Prote dans son royaume, préférant les parfums de la casse à la monotonie de l’école, Fernand Gautier, s’inscrivant dans une tradition familiale, se fit à son tour imprimeur. Mais imprimeur singulier, réfractaire, dès son choix de rejoindre le maquis pour échapper au STO, assez original aussi pour fabriquer les faux laissez-passer, passeports pour l’amour absolu, qui lui permettront de rejoindre celle qui fut la compagne d’une vie, en Allemagne occupée.
Ce parcours insolite il le poursuit, en prenant soin de toujours lier plaisir fructueux des rencontres et recherches graphiques. « L’Atelier Narbonnais », « Ateliers de Recherches Graphiques », « Recherches Graphiques », les noms des groupes se succèdent mais l’entreprise reste fidèle à elle même et à ses compagnons de route, Joël Picton, Pierre Marca, René Nelli, Yves Rouquette… au fil de multiples créations. A chaque reprise, c’est la même complicité qui prévaut, la même démarche de l’imprimeur-créateur qui commande : comment assurer au texte sa dimension de mise en demeure de l’imaginaire, comment donner son poids à la fugacité des mots, son épaisseur à l’invisible ? Dès lors s’initie un long travail sur les formes, les couleurs et surtout la matière, car le papier, ne portant pas seulement les signes, leur donne force et les abrite. Rare parfois tels ces feuillets réalisés à partir de crotte d’éléphant destinés à retrouver les mystères anciens, tiré à la cuve, pressé avec les traces de végétaux des origines, il accueille aussi, à l’occasion, fleurs séchées, fils de cuivre, insertions diverses, comme cet ouvrage, à la couverture de céramique dont l’exécution, à plusieurs mains, demanda plusieurs années.

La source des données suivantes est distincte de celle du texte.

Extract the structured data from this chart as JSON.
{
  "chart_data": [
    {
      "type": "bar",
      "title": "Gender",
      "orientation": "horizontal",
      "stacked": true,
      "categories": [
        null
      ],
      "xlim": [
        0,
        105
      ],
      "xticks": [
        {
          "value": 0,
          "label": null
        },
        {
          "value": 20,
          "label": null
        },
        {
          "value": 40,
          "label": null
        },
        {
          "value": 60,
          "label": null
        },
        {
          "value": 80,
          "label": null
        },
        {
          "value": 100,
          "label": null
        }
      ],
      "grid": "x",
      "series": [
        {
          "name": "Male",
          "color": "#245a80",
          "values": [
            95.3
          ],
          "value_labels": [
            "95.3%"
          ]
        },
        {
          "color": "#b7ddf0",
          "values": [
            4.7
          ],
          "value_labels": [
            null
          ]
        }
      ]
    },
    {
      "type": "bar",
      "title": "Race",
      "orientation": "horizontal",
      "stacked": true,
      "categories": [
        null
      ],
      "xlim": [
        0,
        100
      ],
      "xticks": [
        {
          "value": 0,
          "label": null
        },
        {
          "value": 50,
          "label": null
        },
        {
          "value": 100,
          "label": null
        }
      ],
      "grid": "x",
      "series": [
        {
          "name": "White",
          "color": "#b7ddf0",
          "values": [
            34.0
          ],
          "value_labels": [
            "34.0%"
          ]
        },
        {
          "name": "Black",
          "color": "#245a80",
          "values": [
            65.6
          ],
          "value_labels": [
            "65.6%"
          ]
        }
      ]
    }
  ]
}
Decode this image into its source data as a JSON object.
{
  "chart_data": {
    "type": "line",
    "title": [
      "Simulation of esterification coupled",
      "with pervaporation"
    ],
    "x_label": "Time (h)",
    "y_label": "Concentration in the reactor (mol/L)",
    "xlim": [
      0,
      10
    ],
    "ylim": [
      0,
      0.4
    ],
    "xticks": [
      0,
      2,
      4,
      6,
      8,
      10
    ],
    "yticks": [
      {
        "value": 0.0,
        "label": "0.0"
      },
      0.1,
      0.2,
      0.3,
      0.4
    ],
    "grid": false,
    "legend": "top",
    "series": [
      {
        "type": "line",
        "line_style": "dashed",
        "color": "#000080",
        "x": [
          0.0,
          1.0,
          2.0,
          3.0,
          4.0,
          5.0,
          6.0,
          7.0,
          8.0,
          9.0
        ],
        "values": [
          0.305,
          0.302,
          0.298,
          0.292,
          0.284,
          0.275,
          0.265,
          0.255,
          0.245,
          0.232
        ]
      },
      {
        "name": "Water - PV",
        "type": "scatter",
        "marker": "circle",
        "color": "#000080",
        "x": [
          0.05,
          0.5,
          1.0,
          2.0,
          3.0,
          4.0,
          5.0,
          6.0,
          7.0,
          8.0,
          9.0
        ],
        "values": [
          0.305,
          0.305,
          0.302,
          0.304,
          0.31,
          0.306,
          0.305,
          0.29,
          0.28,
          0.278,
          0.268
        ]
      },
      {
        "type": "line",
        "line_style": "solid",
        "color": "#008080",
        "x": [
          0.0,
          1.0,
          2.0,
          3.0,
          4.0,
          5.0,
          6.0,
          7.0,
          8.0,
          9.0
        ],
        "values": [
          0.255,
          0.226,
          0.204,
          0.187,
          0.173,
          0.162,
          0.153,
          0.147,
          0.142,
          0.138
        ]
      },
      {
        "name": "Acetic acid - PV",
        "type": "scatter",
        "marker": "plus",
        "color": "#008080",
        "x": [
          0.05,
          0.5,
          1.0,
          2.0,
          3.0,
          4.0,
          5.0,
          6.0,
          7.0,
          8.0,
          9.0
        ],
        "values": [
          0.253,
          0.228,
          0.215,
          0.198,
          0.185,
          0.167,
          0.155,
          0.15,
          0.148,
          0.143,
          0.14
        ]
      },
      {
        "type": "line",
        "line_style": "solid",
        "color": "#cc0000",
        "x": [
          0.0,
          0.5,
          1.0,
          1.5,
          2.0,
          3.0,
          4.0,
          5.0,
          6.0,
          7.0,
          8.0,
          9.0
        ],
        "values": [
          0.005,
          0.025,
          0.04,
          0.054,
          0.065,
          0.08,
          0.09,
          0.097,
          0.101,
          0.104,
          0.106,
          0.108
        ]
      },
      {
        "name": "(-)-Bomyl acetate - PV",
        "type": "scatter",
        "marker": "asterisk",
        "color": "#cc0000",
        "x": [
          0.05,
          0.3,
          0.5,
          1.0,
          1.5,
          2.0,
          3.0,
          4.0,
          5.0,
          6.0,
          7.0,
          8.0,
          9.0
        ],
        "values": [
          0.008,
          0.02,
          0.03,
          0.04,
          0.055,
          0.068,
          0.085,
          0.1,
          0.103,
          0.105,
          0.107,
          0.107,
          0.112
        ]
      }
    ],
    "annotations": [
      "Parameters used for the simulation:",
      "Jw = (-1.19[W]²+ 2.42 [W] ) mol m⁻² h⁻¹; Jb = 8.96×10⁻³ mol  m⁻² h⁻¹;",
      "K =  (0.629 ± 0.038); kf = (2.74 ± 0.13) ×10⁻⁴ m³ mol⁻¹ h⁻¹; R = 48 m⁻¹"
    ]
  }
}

Mais, loin d’être un simple comparse dévoué à servir l’œuvre, Fernand Gautier apporte au « livre » qu’il fabrique une part de rêve et d’innovation. Imprimeur par nécessité, passeur des poètes par passion, il est, avant tout, un créateur aux multiples facettes : dessinateur, il est aussi graveur, peintre, il explore avec bonheur tous les chemins de l’abstraction, imprimeur il travaille avec le papier, le linoléum, le bois… Homme public, il se plaît, dans la solitude des saisons, à dessiner les hauts vents qui hantent les châteaux cathares avant d’en graver, manuellement, avec un savoir et une patience infinis, des épures dépouillées jusqu’à l’essence. Le plasticien se fait aussi écrivain de textes, à la beauté énigmatique, qui parsèment dessins et compositions ou clôturent ses livres en de précieux colophons : « Il fait frais dans l’atelier en ce 24 juin 1987. Un léger vent du Nord chante à la porte bleue. Le papier capte la grande lumière du Solstice. Fernand Gautier achève l’impression de ce Bréviaire ».
Ainsi, demeurera la figure de cet alchimiste, s’adonnant sans découragement, à l’aide de ses athanors, à fondre le plomb pour en tirer, après les lettres, d’étranges figures végétales ou abstraites qui sont autant de confrontations, fertiles et infinies, avec la transparence opaque de la matière et de l’écriture.